Her short brown hair was cut carelessly, like nobody ever looked
anyway, and her nose was slightly freckled. As I hastened to
describe her eyes before I fell down, prostrate and lifeless, at her
feet, I was interrupted by the gnome of a bartender.
"Cheyenne, drop that hamburger
and get me some onion rings, girl. I ain't payin' you to stand here
and get drool on your shoes!" This struck me as a peculiar turn
of phrase for a hick, but I soon forgot about it. Cheyenne
high-tailed it back to the kitchen (and oh! what a high tail she
had!) and I found myself face to face, once again, with the
bartender's finger. Face to finger. Whatever.
"Now you listen here, ac-tor
boy." I didn't correct him in light of the circumstances.
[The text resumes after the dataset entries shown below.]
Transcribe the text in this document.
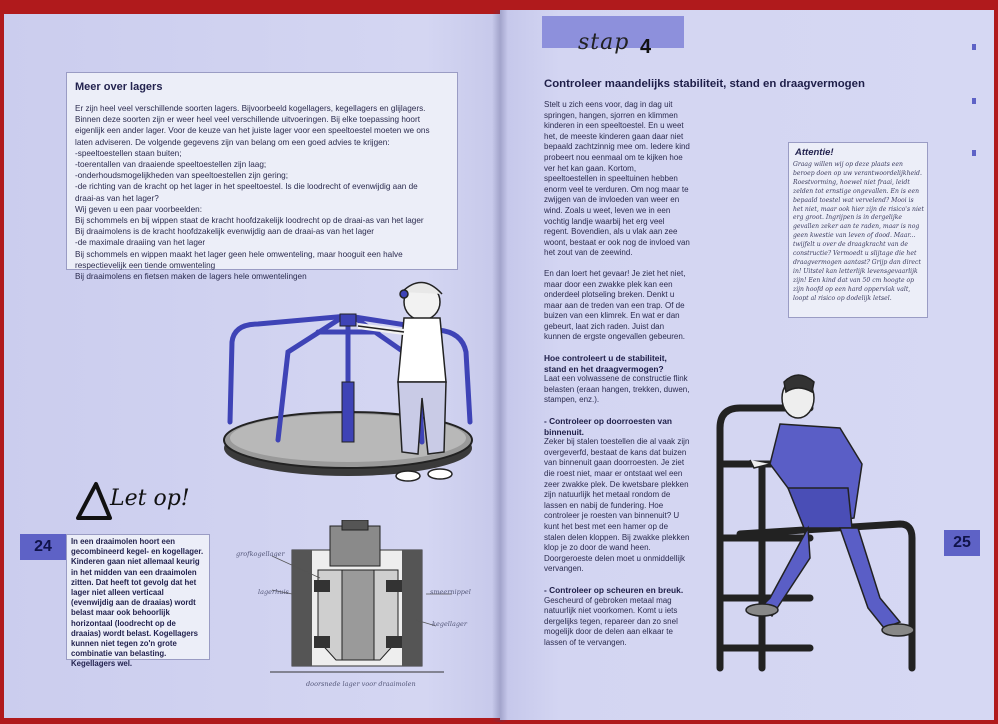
Meer over lagers

Er zijn heel veel verschillende soorten lagers. Bijvoorbeeld kogellagers, kegellagers en glijlagers.

Binnen deze soorten zijn er weer heel veel verschillende uitvoeringen. Bij elke toepassing hoort

eigenlijk een ander lager. Voor de keuze van het juiste lager voor een speeltoestel moeten we ons

laten adviseren. De volgende gegevens zijn van belang om een goed advies te krijgen:

-speeltoestellen staan buiten;

-toerentallen van draaiende speeltoestellen zijn laag;

-onderhoudsmogelijkheden van speeltoestellen zijn gering;

-de richting van de kracht op het lager in het speeltoestel. Is die loodrecht of evenwijdig aan de

draai-as van het lager?

Wij geven u een paar voorbeelden:

Bij schommels en bij wippen staat de kracht hoofdzakelijk loodrecht op de draai-as van het lager

Bij draaimolens is de kracht hoofdzakelijk evenwijdig aan de draai-as van het lager

-de maximale draaiing van het lager

Bij schommels en wippen maakt het lager geen hele omwenteling, maar hooguit een halve

respectievelijk een tiende omwenteling

Bij draaimolens en fietsen maken de lagers hele omwentelingen

Let op!
24	In een draaimolen hoort een gecombineerd kegel- en kogellager. Kinderen gaan niet allemaal keurig in het midden van een draaimolen zitten. Dat heeft tot gevolg dat het lager niet alleen verticaal (evenwijdig aan de draaias) wordt belast maar ook behoorlijk horizontaal (loodrecht op de draaias) wordt belast. Kogellagers kunnen niet tegen zo'n grote combinatie van belasting. Kegellagers wel.
grofkogellager
lagerhuis	smeernippel
kegellager
doorsnede lager voor draaimolen
stap 4
Controleer maandelijks stabiliteit, stand en draagvermogen

Stelt u zich eens voor, dag in dag uit springen, hangen, sjorren en klimmen kinderen in een speeltoestel. En u weet het, de meeste kinderen gaan daar niet bepaald zachtzinnig mee om. Iedere kind probeert nou eenmaal om te kijken hoe ver het kan gaan. Kortom, speeltoestellen in speeltuinen hebben enorm veel te verduren. Om nog maar te zwijgen van de invloeden van weer en wind. Zoals u weet, leven we in een vochtig landje waarbij het erg veel regent. Bovendien, als u vlak aan zee woont, bestaat er ook nog de invloed van het zout van de zeewind.

En dan loert het gevaar! Je ziet het niet, maar door een zwakke plek kan een onderdeel plotseling breken. Denkt u maar aan de treden van een trap. Of de buizen van een klimrek. En wat er dan gebeurt, laat zich raden. Juist dan kunnen de ergste ongevallen gebeuren.

Hoe controleert u de stabiliteit, stand en het draagvermogen?

Laat een volwassene de constructie flink belasten (eraan hangen, trekken, duwen, stampen, enz.).

- Controleer op doorroesten van binnenuit.

Zeker bij stalen toestellen die al vaak zijn overgeverfd, bestaat de kans dat buizen van binnenuit gaan doorroesten. Je ziet die roest niet, maar er ontstaat wel een zeer zwakke plek. De kwetsbare plekken zijn natuurlijk het metaal rondom de lassen en nabij de fundering. Hoe controleer je roesten van binnenuit? U kunt het best met een hamer op de stalen delen kloppen. Bij zwakke plekken klop je zo door de wand heen. Doorgeroeste delen moet u onmiddellijk vervangen.

- Controleer op scheuren en breuk.

Gescheurd of gebroken metaal mag natuurlijk niet voorkomen. Komt u iets dergelijks tegen, repareer dan zo snel mogelijk door de delen aan elkaar te lassen of te vervangen.

Attentie!
Graag willen wij op deze plaats een beroep doen op uw verantwoordelijkheid. Roestvorming, hoewel niet fraai, leidt zelden tot ernstige ongevallen. En is een bepaald toestel wat vervelend? Mooi is het niet, maar ook hier zijn de risico's niet erg groot. Ingrijpen is in dergelijke gevallen zeker aan te raden, maar is nog geen kwestie van leven of dood. Maar... twijfelt u over de draagkracht van de constructie? Vermoedt u slijtage die het draagvermogen aantast? Grijp dan direct in! Uitstel kan letterlijk levensgevaarlijk zijn! Een kind dat van 50 cm hoogte op zijn hoofd op een hard oppervlak valt, loopt al risico op dodelijk letsel.
25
I
noticed peripherally that all eyes were now turned in our direction.
With his free hand he brought a gun out from under the bar and set
it between us in a pool of beer. How that rag got so wet I do not
know. It wasn't from cleaning. "Cheyenne's my daughter, and my
cook, and my waitress, an' I don't want no city boy ac-tors smilin'
at her like a calf in a slaughterhouse." This made no sense at
all to me, but I had never seen one and I could have been wrong
about the way it looked. "Now you gonna finish up that
hamburger and then get the hell outta here, you understand?" I
have never liked being treated like this. There must have been
something about the way I looked or the way I was dressed that made
him assume he could get away with it, because he was really very
surprised when I picked up that gun. From what I could see the rest
of the bar was, too.
"I think I'll pass on the
hamburger, no offense to Cheyenne," I said. I pulled a ten out
of my pocket and left it on the bar. I saw Cheyenne peeking out of
the doorway to the back and flashed her my most charming
I've-got-a-gun-pointed-at-your-Dad smile. I could have sworn she
smiled back. Fortunately the door to the men's room was within sight
of the bar, so I walked over to it, swung it open, and quickly fired
three shots into the toilet. There was an audible gasp, I hope from
the bartender. There's no better revenge than plumbing problems.
Those can be very expensive.
I tucked the gun out of sight
inside my parka and walked out. I ducked around the corner and
stashed the gun in a snow bank. I was concerned that someone might
have heard the shots, so I took back streets to reach the bus. I
expected a truck full of drunk vigilantes around every corner, but
somehow they never materialized. What was even more peculiar, the
bus didn't leave for another 30 minutes, and although I was more or
less cowering in my seat the whole time I never saw any sign of
hostile locals. Could Cheyenne have convinced them not to follow me?
Finally we left, not without the
usual grumbling about the local fare, which was supposedly inedible.
I couldn't have said. I was getting extremely hungry. It was a
relief to leave that little town behind.